Il a l'image d'un homme sérieux, carré, organisé, décidé... D'un patron, doublé d'un politique, en bonne et due forme quoi... Avec tout ce que cela sous-entend comme préjugés. Cette image, il en a conscience sans que cela l'affecte outre mesure, il arrive même à en sourire parfois. «J'ai tendance à m'éparpiller, alors je cale précisément les choses pour être certain d'avancer. Quant au côté décidé, j'assume. Je sais trancher, c'est vrai. C'est amusant, les gens pensent que je suis une personne très sophistiquée. Pourtant, ma vie personnelle est très simple» assure le patron de Ganzoni France (contention médicale), à Saint-Just-Saint-Rambert, et de la communauté d'agglomération Loire Forez. Un homme très occupé donc qui parvient pourtant à se rendre disponible pour ses 3 petits-enfants, dont il affiche fièrement quelques photographies dans son bureau, emblèmes de son attachement à sa vie familiale.




À fond

«Je suis plus extravagant que ce que la plupart des gens imaginent. J'ai souvent des coups de coeur, je suis capable de faire des choses inattendues, sur un coup de tête», confie Alain Berthéas. Entre les réunions officielles et les poignées de main, il s'amuse d'ailleurs de la surprise qu'il provoque en débarquant à bord de sa Ducati. «Lorsque j'enlève le casque, c'est la stupéfaction... C'est drôle! Mais si j'y vais en moto, c'est avant tout parce que j'adore rouler. C'est une sensation dont je ne me lasse pas». Alain Berthéas va même plus loin. Il est assuré à la Mutuelle des Motards et adhère depuis très longtemps à la Fédération des motards en colère! «Je peux aller manifester avec les motards contre une injustice». Et de justifier ainsi, cette spontanéité inattendue: «Lorsque j'étais à l'école d'ingénieur, j'ai passé des tests de personnalité. On m'a indiqué que j'étais romantique, passionné et colérique. Je crois que c'est vrai. J'ai un caractère de cochon, je me suis calmé avec les années, mais je monte vite dans les tours. Quant au côté passionné, cela se mesure par le temps que je consacre aux choses qui m'intéressent. Je ne fais jamais les choses à moitié. Si je décide d'y aller, c'est à fond».




Gravir les échelons

À fond, en effet, c'est un peu comme ça qu'il a vécu toute sa carrière professionnelle, à laquelle s'ajoute, depuis 1995, un parcours politique. «J'ai grandi au milieu des métiers à tisser puisque mon père avait fondé l'entreprise Tricotage élastique du Forez. C'est une époque dont je suis nostalgique.
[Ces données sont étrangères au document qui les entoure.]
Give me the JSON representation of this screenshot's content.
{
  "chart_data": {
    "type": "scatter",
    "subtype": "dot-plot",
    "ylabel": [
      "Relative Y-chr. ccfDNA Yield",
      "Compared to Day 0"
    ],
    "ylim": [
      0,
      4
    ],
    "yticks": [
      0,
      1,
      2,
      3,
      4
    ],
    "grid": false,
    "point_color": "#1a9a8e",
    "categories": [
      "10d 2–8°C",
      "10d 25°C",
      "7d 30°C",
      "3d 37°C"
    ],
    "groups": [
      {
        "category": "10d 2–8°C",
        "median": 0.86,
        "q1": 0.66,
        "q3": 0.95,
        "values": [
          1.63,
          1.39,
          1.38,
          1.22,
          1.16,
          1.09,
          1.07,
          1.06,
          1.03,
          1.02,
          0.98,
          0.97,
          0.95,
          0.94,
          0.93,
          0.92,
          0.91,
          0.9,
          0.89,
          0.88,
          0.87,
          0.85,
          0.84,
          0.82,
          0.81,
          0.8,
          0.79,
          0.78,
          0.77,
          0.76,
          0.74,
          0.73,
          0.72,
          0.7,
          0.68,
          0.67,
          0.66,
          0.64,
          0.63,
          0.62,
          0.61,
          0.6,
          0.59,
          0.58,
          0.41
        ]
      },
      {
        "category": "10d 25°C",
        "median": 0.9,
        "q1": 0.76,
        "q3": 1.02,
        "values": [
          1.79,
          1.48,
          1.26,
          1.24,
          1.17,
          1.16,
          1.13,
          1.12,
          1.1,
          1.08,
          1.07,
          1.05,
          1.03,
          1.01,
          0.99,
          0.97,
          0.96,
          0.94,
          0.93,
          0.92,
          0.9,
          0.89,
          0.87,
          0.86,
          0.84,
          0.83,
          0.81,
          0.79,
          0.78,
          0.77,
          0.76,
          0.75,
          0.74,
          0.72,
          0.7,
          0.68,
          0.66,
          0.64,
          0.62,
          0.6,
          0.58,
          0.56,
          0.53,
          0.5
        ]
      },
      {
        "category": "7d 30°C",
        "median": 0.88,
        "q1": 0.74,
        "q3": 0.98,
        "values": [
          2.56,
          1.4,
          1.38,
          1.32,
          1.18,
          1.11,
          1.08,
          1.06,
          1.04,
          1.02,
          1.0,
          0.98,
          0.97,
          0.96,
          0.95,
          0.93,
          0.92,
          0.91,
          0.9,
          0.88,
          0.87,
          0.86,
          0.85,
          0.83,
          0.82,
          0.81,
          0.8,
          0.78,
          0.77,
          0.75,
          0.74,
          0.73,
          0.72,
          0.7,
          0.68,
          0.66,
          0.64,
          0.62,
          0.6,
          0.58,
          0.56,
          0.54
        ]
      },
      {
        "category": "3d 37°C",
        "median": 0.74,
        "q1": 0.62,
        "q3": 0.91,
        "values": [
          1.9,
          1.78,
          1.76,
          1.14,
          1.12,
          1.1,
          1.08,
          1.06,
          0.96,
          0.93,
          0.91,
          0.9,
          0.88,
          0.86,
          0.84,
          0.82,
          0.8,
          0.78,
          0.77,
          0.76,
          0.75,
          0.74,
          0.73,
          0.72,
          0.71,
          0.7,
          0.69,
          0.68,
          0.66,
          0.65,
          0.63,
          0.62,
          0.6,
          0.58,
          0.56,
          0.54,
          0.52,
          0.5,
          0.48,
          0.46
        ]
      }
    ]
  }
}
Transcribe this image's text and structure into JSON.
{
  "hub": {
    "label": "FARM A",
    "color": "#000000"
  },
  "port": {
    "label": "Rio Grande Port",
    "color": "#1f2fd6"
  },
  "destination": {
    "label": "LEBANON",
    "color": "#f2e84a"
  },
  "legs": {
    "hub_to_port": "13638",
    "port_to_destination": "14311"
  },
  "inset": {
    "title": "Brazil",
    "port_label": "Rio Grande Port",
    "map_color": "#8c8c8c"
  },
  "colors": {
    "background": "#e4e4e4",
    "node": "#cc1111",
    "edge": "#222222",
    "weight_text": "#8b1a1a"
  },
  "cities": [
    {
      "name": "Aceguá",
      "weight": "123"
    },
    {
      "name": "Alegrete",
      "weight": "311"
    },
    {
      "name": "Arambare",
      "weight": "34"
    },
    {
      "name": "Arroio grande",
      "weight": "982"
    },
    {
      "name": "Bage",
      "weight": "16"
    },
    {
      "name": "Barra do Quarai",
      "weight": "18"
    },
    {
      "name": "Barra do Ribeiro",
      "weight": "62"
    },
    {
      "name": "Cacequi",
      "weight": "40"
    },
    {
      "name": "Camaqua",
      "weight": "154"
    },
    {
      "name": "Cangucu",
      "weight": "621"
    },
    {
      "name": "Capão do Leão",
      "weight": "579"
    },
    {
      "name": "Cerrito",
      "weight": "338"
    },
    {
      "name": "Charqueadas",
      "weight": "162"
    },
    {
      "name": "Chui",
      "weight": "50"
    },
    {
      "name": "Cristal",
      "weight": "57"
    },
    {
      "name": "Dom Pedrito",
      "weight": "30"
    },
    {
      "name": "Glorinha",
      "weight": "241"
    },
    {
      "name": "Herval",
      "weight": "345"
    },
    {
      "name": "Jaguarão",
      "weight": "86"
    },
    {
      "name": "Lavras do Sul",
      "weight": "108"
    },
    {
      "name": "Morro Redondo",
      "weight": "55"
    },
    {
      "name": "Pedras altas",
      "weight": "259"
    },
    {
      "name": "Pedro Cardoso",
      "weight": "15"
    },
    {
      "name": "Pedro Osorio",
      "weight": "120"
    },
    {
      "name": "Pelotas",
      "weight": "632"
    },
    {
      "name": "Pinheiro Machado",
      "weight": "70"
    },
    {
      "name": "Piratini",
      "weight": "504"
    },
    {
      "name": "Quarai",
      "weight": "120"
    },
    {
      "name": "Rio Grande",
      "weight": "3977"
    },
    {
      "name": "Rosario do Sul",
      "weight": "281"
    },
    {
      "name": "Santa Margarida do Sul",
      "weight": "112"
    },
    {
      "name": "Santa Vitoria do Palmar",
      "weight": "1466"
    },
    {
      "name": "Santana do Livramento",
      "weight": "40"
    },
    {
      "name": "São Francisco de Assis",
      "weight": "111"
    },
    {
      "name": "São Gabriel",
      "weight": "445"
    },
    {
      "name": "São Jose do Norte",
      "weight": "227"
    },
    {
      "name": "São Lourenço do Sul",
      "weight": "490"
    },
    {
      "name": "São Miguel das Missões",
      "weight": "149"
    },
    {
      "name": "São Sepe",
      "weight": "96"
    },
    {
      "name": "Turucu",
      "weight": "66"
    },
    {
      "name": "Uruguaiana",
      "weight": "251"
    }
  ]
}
Je me faisais disputer par mon père parce que je piquais, avec les copains, des fils de gomme pour faire des frondes...», se souvient Alain Berthéas. Après avoir un temps pensé devenir architecte, construire des ponts plus exactement, il n'échappe finalement pas à son destin et fait des études d'ingénieur textile. Il projette d'aller au Canada mais intègre finalement, dès 1980, l'entreprise familiale. «J'ai suivi des formations complémentaires et j'ai gravi les échelons petit à petit jusqu'à devenir président de la nouvelle entité formée par TEF et Ganzoni. Je n'ai aucune frustration sur ma carrière, j'ai construit beaucoup de choses, et de ponts même s'ils sont virtuels». Depuis quelques mois, Alain Berthéas a décidé de déléguer un peu plus ses attributions de chef d'entreprise afin de se consacrer plus sereinement à son poste de président de Loire Forez.